Referenced in: none

Automatically associated channels: SK1

Title: Impact of mitochondrial reactive oxygen species and apoptosis signal-regulating kinase 1 on insulin signaling.

Authors: Koujiro Imoto, Daisuke Kukidome, Takeshi Nishikawa, Takako Matsuhisa, Kazuhiro Sonoda, Kazuo Fujisawa, Miyuki Yano, Hiroyuki Motoshima, Tetsuya Taguchi, Kaku Tsuruzoe, Takeshi Matsumura, Hidenori Ichijo, Eiichi Araki

Journal, date & volume: Diabetes, 2006 May , 55, 1197-204

PubMed link: http://www.ncbi.nlm.nih.gov/pubmed/16644673

Abstract
Tumor necrosis factor (TNF)-alpha inhibits insulin action; however, the precise mechanisms are unknown. It was reported that TNF-alpha could increase mitochondrial reactive oxygen species (ROS) production, and apoptosis signal-regulating kinase 1 (ASK1) was reported to be required for TNF-alpha-induced apoptosis. Here, we examined roles of mitochondrial ROS and ASK1 in TNF-alpha-induced impaired insulin signaling in cultured human hepatoma (Huh7) cells.

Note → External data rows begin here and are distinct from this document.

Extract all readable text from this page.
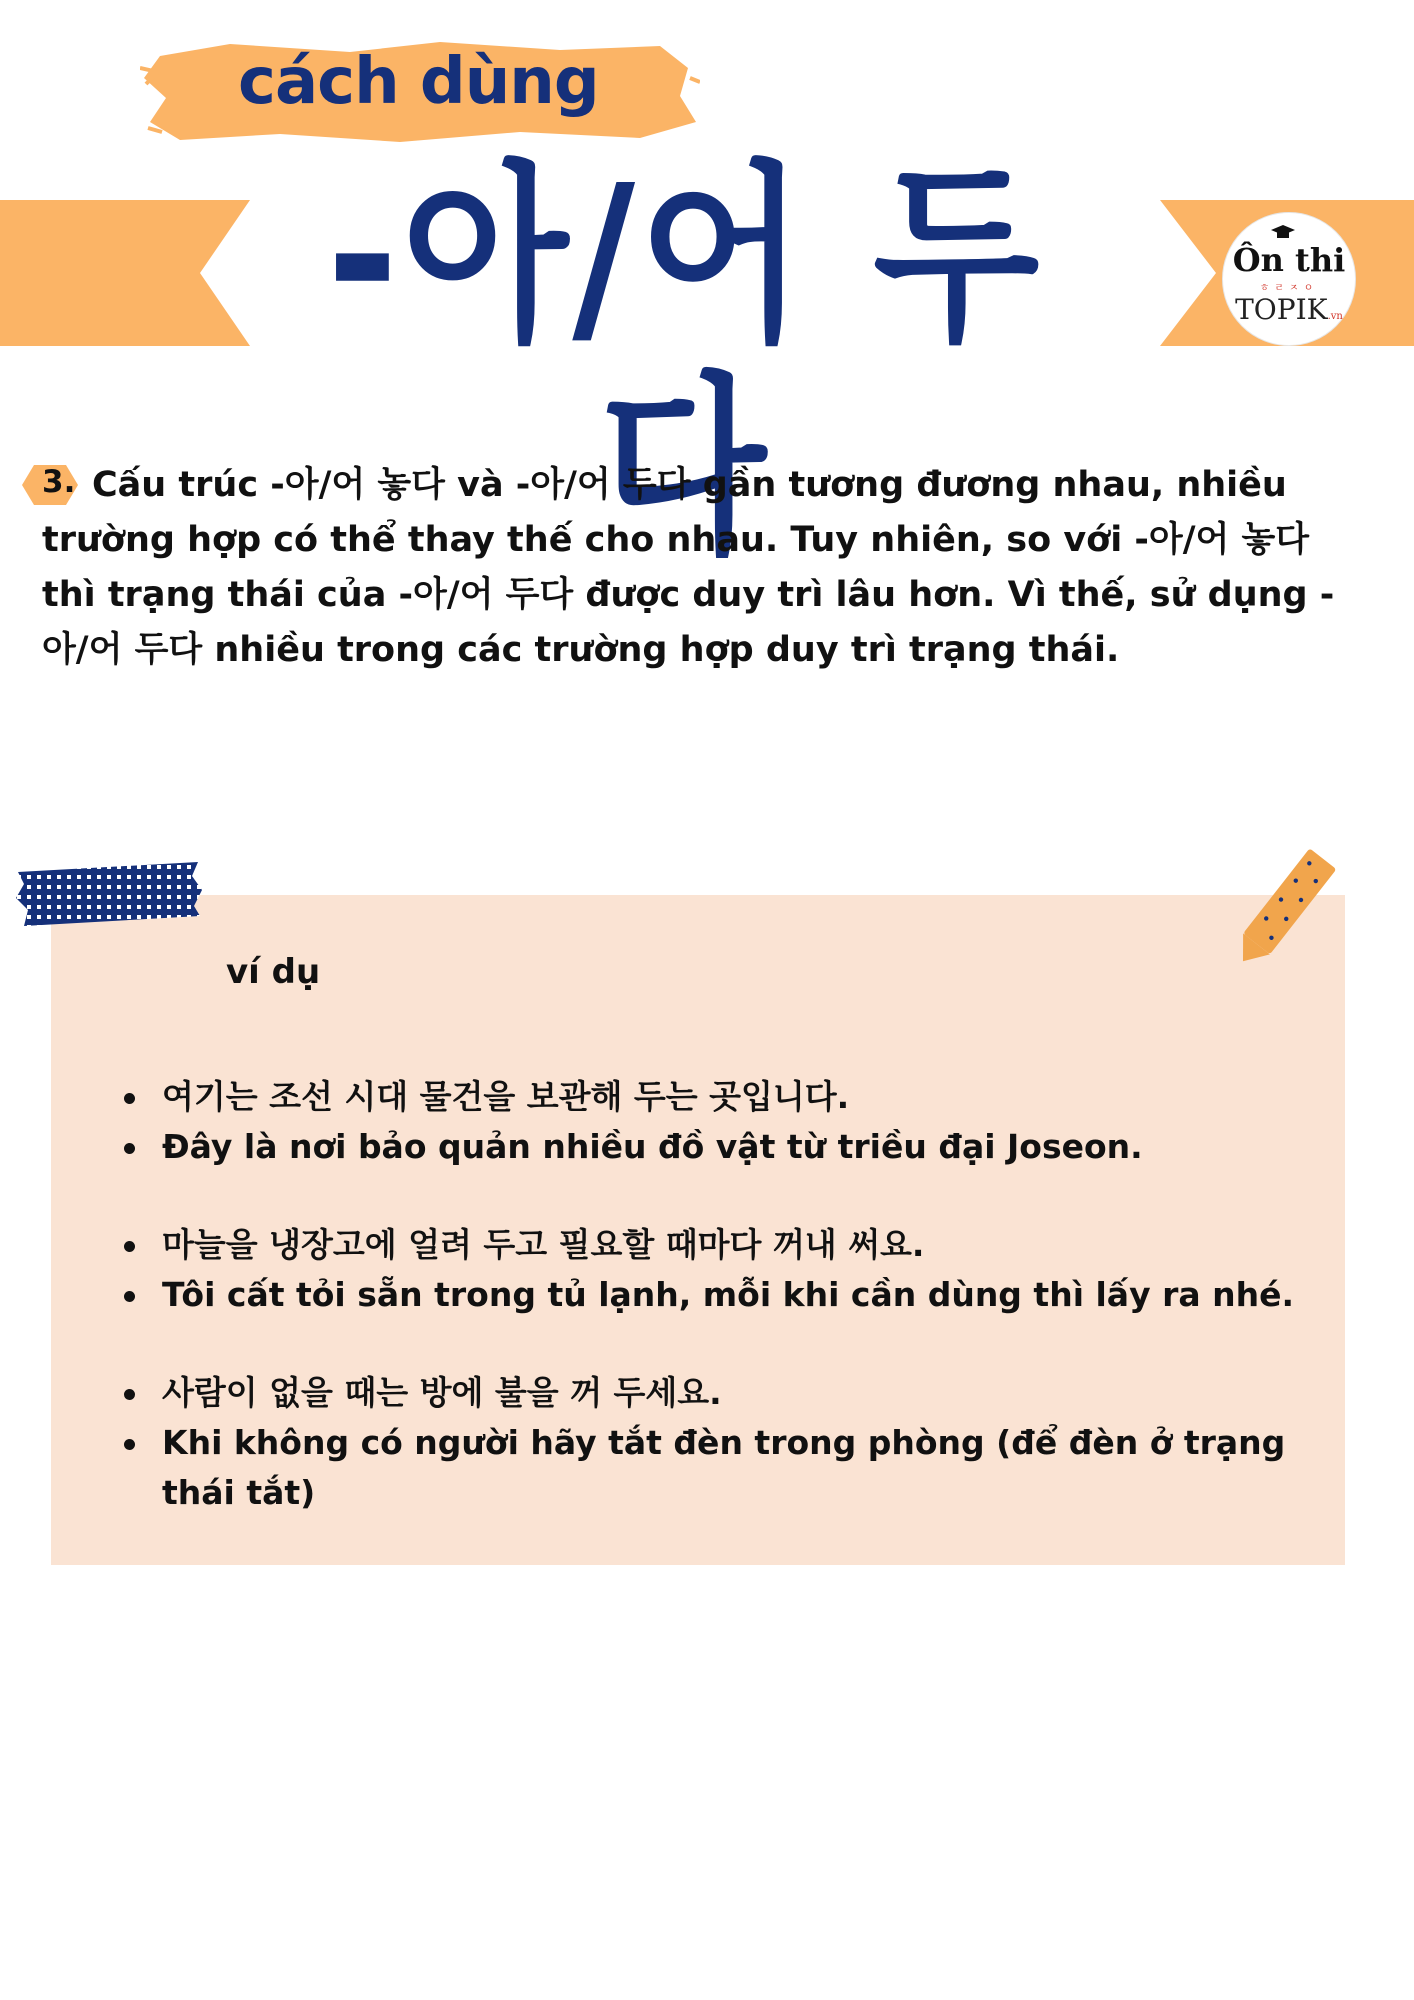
cách dùng
-아/어 두다
Ôn thi
ㅎㄹㅈㅇ
TOPIK.vn
3. Cấu trúc -아/어 놓다 và -아/어 두다 gần tương đương nhau, nhiều trường hợp có thể thay thế cho nhau. Tuy nhiên, so với -아/어 놓다 thì trạng thái của -아/어 두다 được duy trì lâu hơn. Vì thế, sử dụng -아/어 두다 nhiều trong các trường hợp duy trì trạng thái.
ví dụ
여기는 조선 시대 물건을 보관해 두는 곳입니다.
Đây là nơi bảo quản nhiều đồ vật từ triều đại Joseon.
마늘을 냉장고에 얼려 두고 필요할 때마다 꺼내 써요.
Tôi cất tỏi sẵn trong tủ lạnh, mỗi khi cần dùng thì lấy ra nhé.
사람이 없을 때는 방에 불을 꺼 두세요.
Khi không có người hãy tắt đèn trong phòng (để đèn ở trạng thái tắt)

Using reduced MitoTracker Red probe, we confirmed that TNF-alpha increased mitochondrial ROS production, which was suppressed by overexpression of either uncoupling protein-1 (UCP)-1 or manganese superoxide dismutase (MnSOD). TNF-alpha significantly activated ASK1, increased serine phosphorylation of insulin receptor substrate (IRS)-1, and decreased insulin-stimulated tyrosine phosphorylation of IRS-1 and serine phosphorylation of Akt, and all of these effects were inhibited by overexpression of either UCP-1 or MnSOD. Similar to TNF-alpha, overexpression of wild-type ASK1 increased serine phosphorylation of IRS-1 and decreased insulin-stimulated tyrosine phosphorylation of IRS-1, whereas overexpression of dominant-negative ASK1 ameliorated these TNF-alpha-induced events. In addition, TNF-alpha activated c-jun NH(2)-terminal kinases (JNKs), and this observation was partially inhibited by overexpression of UCP-1, MnSOD, or dominant-negative ASK1. These results suggest that TNF-alpha increases mitochondrial ROS and activates ASK1 in Huh7 cells and that these TNF-alpha-induced phenomena contribute, at least in part, to impaired insulin signaling.